Mucho ha llovido desde que empezaron los sueños de un pleno de siete, como en las primeras temporadas, hasta hoy día, cuando de nuevo contamos con el popular pleno al 15. Durante 60 años, La Quiniela, además de convertirse en motor de diferentes instituciones estatales, benéficas, sociales, culturales y deportivas, ha formado parte de la vida cotidiana de muchas generaciones de españoles, que han crecido y se han ilusionado con ella. Es la cercanía y la cotidianidad las que han hecho de La Quiniela una pasión de la que participan muchas personas, una pasión que ya dura 60 años.
La Quiniela nació teniendo como base un aumento en la popularidad del fútbol y con el objetivo de regular una actividad que ya se desarrollaba por medio de peñas, que cruzaban apuestas sobre los resultados de los partidos a los que asistían. Por el Decreto Ley de 12 de abril de 1946, se establece el servicio de “Apuestas Deportivas Benéficas” y en él se fija uno de los objetivos de la quiniela que llega hasta nuestros días: su aportación social. Así, nace el Patronato como organismo estatal autónomo para centralizar la realización de apuestas y generar beneficios, aportando un 45% de las ventas para la Beneficencia Pública, otro 45% para premios y el 10% restante para los gastos administrativos y de gestión de las quinielas.
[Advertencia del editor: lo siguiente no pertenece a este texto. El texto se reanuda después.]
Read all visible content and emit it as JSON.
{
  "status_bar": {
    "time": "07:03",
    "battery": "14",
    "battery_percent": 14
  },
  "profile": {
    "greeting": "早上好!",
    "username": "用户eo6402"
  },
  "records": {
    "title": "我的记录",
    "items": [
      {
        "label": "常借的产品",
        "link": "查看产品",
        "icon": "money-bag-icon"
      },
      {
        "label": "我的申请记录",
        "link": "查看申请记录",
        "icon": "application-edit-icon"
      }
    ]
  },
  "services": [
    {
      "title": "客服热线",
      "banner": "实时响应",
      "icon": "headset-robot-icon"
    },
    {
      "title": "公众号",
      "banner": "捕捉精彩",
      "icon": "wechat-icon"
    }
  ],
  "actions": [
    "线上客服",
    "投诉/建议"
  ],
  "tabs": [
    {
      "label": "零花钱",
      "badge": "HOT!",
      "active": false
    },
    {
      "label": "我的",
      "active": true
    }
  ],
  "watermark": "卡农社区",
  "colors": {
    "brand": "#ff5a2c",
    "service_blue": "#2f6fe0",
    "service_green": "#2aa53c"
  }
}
El Patronato de Apuestas Mutuas Deportivas Benéficas (PAMDB), sería entonces el órgano creado para la administración, recaudación, establecimiento de apuestas y pago de premios. Su sede administrativa estaba en la 5ª planta del Círculo de Bellas Artes y los escrutinios y la Delegación de Madrid, en los sótanos del número 10 de la calle Arlabán. Las Delegaciones Provinciales, encargadas también de gestionar el Patronato, se inician mediante cursos recibidos en la Delegación de Madrid. Inicialmente fueron 8 las delegaciones piloto (Barcelona, Bilbao, La Coruña, Madrid, San Sebastián, Sevilla, Valencia y Vigo), pero dos años después ya eran 50.
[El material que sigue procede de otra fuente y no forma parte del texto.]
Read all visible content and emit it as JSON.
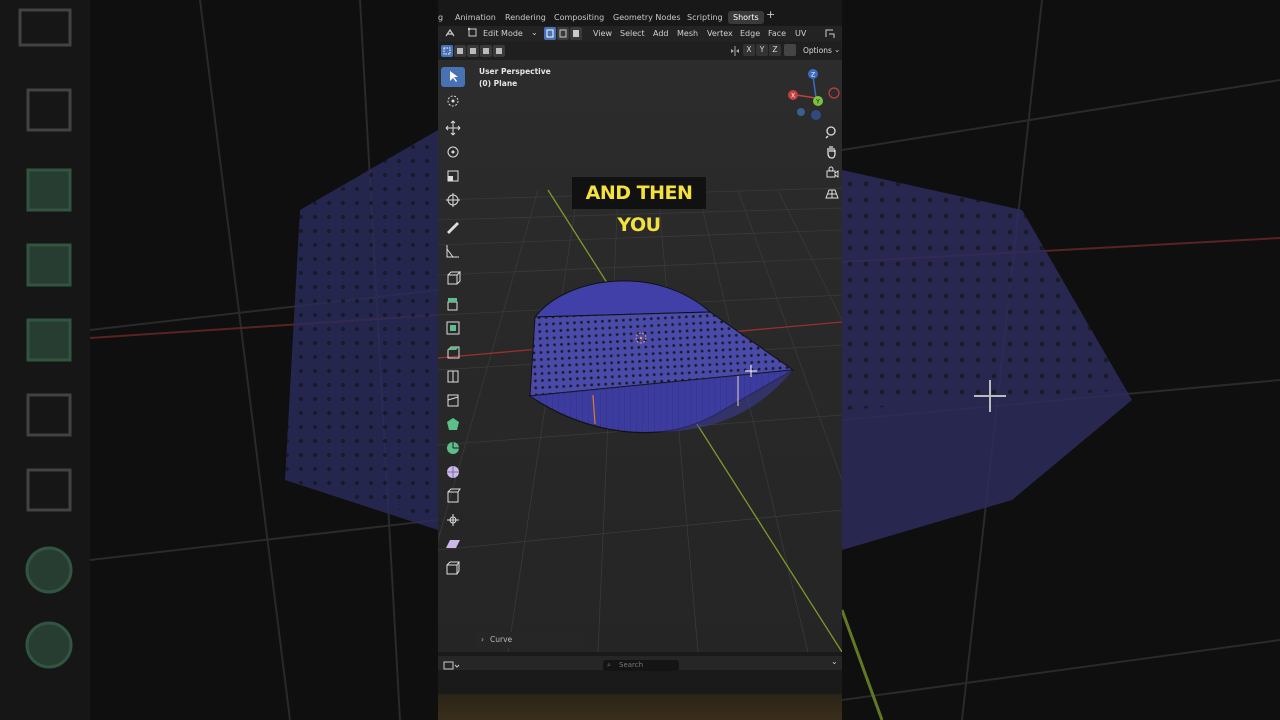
{
  "caption": "AND THEN YOU",
  "workspace_tabs": [
    {
      "label": "g"
    },
    {
      "label": "Animation"
    },
    {
      "label": "Rendering"
    },
    {
      "label": "Compositing"
    },
    {
      "label": "Geometry Nodes"
    },
    {
      "label": "Scripting"
    },
    {
      "label": "Shorts"
    }
  ],
  "active_tab": "Shorts",
  "header": {
    "mode": "Edit Mode",
    "menus": [
      "View",
      "Select",
      "Add",
      "Mesh",
      "Vertex",
      "Edge",
      "Face",
      "UV"
    ],
    "axes": [
      "X",
      "Y",
      "Z"
    ],
    "options_label": "Options"
  },
  "viewport": {
    "view_name": "User Perspective",
    "object_name": "(0) Plane",
    "gizmo_axes": [
      "Z",
      "X",
      "Y"
    ]
  },
  "operator_panel": {
    "label": "Curve"
  },
  "bottom": {
    "search_placeholder": "Search"
  },
  "colors": {
    "accent": "#4772b3",
    "mesh_face": "#3a3a8a",
    "caption_text": "#f5e13c",
    "x_axis": "#b03a3a",
    "y_axis": "#7a9a2a"
  }
}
La gestión material se encomienda a las Administraciones de Loterías y Expendedurías de Tabaco, encargadas de la expedición de boletos y el pago de premios. El boleto se entregaba previo pago de su importe, 2 pesetas, y una vez pronosticado debía depositarse en buzones instalados para ello en los establecimientos.
El primer millonario de la Quiniela fue un funcionario de Cáceres, que ganó su premio en 1952.
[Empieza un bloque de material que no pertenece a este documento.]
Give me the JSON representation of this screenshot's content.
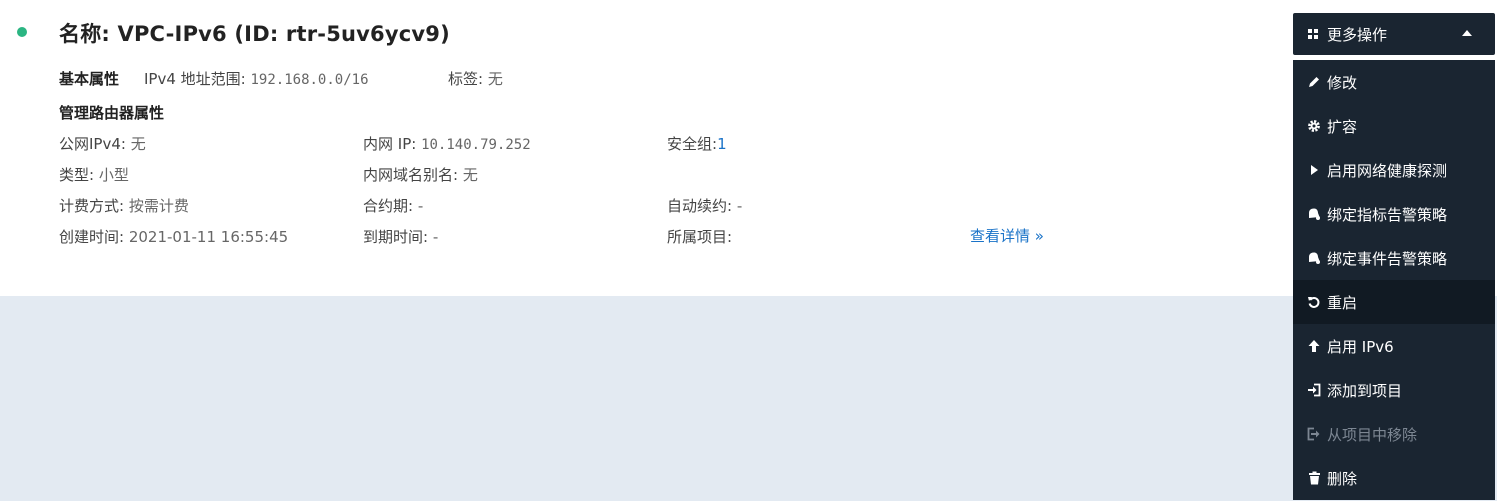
{
  "header": {
    "title": "名称: VPC-IPv6 (ID: rtr-5uv6ycv9)",
    "status_color": "#2bb582"
  },
  "basic": {
    "section_label": "基本属性",
    "ipv4_range_label": "IPv4 地址范围:",
    "ipv4_range_value": "192.168.0.0/16",
    "tags_label": "标签:",
    "tags_value": "无"
  },
  "mgmt": {
    "section_label": "管理路由器属性",
    "public_ipv4_label": "公网IPv4:",
    "public_ipv4_value": "无",
    "private_ip_label": "内网 IP:",
    "private_ip_value": "10.140.79.252",
    "security_group_label": "安全组:",
    "security_group_value": "1",
    "type_label": "类型:",
    "type_value": "小型",
    "private_domain_label": "内网域名别名:",
    "private_domain_value": "无",
    "billing_label": "计费方式:",
    "billing_value": "按需计费",
    "contract_label": "合约期:",
    "contract_value": "-",
    "auto_renew_label": "自动续约:",
    "auto_renew_value": "-",
    "created_label": "创建时间:",
    "created_value": "2021-01-11 16:55:45",
    "expire_label": "到期时间:",
    "expire_value": "-",
    "project_label": "所属项目:",
    "project_value": "",
    "details_link": "查看详情 »"
  },
  "actions": {
    "button_label": "更多操作",
    "items": [
      {
        "label": "修改",
        "icon": "pencil-icon"
      },
      {
        "label": "扩容",
        "icon": "gear-icon"
      },
      {
        "label": "启用网络健康探测",
        "icon": "play-icon"
      },
      {
        "label": "绑定指标告警策略",
        "icon": "bell-icon"
      },
      {
        "label": "绑定事件告警策略",
        "icon": "bell-icon"
      },
      {
        "label": "重启",
        "icon": "restart-icon"
      },
      {
        "label": "启用 IPv6",
        "icon": "arrow-up-icon"
      },
      {
        "label": "添加到项目",
        "icon": "sign-in-icon"
      },
      {
        "label": "从项目中移除",
        "icon": "sign-out-icon",
        "disabled": true
      },
      {
        "label": "删除",
        "icon": "trash-icon"
      }
    ],
    "colors": {
      "menu_bg": "#1a2531",
      "hover_bg": "#111a23",
      "disabled_text": "#7d8793"
    }
  }
}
Durante los 15 primeros años de La Quiniela, la beneficencia fue el principal receptor de los fondos obtenidos a través de las apuestas. A través de esta partida se ayudó en la puesta en marcha de equipamientos tan emblemáticos como el Hospital Gregorio Marañón o la Ciudad de los Ancianos. Según fueron avanzando los años, los beneficios de este juego se fueron repartiendo en función de las nuevas necesidades. No fue hasta la década de los 50 cuando los Organismos Deportivos empezaron a recibir una parte de los fondos obtenidos a través de La Quiniela. Las necesidades de los clubes de fútbol fueron contempladas en la década de los 80, tal y como lo son en la actualidad. También eventos puntuales como la financiación del Mundial de fútbol de 1982, los Juegos Olímpicos de 1992 o el Plan ADO, se nutrieron de La Quiniela.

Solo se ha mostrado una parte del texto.